Lecturer’s Public Talk Explores Local Links to Earliest American Settlers

Darren Oldridge
Professor Darren Oldridge

The University’s Professor of Early Modern History, Darren Oldridge, has been researching local links to one of the most significant figures in that early emigration to the New World - Edward Winslow. Professor Oldridge will be telling Winslow’s story and giving insights into his importance to the success of those first British settlers in a talk at the Cathedral on Tuesday November 23, at 6pm.

Droitwich-born Winslow was one of the Pilgrim Fathers, some of the earliest settlers in what later became the United States of America, who went out on the Mayflower ship in 1620. He was present at what is thought by many to be the first Thanksgiving a year later in 1621. He documented the event, which gave thanks for the settlers’ first successful harvest and has been celebrated by Americans every year since.

Professor Oldridge said: “The celebration of the anniversary of the sailing of the Mayflower was a casualty of Covid. In the hope that we are emerging from the pandemic, the 400th anniversary of the first Thanksgiving seems especially apt. It seems fitting to reflect on this historical moment of hope, after tragedy, in Worcester Cathedral.”

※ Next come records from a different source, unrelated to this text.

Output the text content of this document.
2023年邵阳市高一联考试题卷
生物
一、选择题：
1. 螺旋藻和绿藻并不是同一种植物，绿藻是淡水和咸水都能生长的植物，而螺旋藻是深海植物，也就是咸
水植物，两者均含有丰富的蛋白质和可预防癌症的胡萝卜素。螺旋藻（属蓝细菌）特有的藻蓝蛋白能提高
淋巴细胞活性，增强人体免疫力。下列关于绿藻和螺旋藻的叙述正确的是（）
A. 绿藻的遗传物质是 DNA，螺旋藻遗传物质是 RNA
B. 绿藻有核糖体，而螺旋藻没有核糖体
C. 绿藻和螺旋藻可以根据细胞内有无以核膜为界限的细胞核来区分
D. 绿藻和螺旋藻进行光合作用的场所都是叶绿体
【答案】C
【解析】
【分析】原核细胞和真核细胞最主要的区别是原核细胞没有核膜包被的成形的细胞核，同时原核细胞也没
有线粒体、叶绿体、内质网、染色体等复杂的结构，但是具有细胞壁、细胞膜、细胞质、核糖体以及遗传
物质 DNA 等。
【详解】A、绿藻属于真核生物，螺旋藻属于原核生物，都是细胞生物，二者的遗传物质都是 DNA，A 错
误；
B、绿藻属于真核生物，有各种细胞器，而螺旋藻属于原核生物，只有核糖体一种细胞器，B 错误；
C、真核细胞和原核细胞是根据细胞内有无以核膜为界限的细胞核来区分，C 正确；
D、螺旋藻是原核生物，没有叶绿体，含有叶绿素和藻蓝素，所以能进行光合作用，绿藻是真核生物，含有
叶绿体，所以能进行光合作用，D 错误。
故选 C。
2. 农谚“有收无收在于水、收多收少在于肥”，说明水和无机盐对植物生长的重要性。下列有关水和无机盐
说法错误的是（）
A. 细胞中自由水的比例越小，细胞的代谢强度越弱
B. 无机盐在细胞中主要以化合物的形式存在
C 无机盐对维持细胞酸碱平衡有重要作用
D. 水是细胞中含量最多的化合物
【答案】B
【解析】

Mayflower Pilgrim Fathers stained glass - credit Worcester Cathedral

Winslow grew up in Droitwich, where a statue of him exists today. He was educated as a boy in Worcester, at the King’s School, in the precincts of Worcester Cathedral, and his admission is listed in the 17th century register in the Cathedral library. He then worked in the printing industry in London.

He was one of the Pilgrim Fathers, ardent Protestant separatists who left England to escape persecution from the Church of England. They founded one of the first colonies in New England, and many Americans can trace their ancestry back to these 102 early settlers. 

Professor Oldridge believes Winslow played a potentially key role in the survival of some of those first settlers. “Winslow is a really interesting figure as someone who reached out to the indigenous people of America,” said Professor Oldridge. “He played a very important role in forming the friendship with local tribespeople, upon which the colony’s survival perhaps depended.” He is also a major source for accounts of what happened to them.

Professor Oldridge said, due to his background, Winslow effectively became the publicist for the colony.  He reported the early years of the settlement for readers back in England. This was partly in the hope of encouraging more people to make the voyage and thereby preserve the colony, which had dwindled since its arrival. Winslow also developed friendships with some of the original inhabitants of the region, who were then able to warn him of threats to the colony, such as attacks by other tribes, and also help supply the colony with provisions. 

The talk takes place in the Centre of Learning in the Undercroft, with entrance from College Green.

Tickets cost £5, plus a small booking fee, and can be purchased on Eventbrite.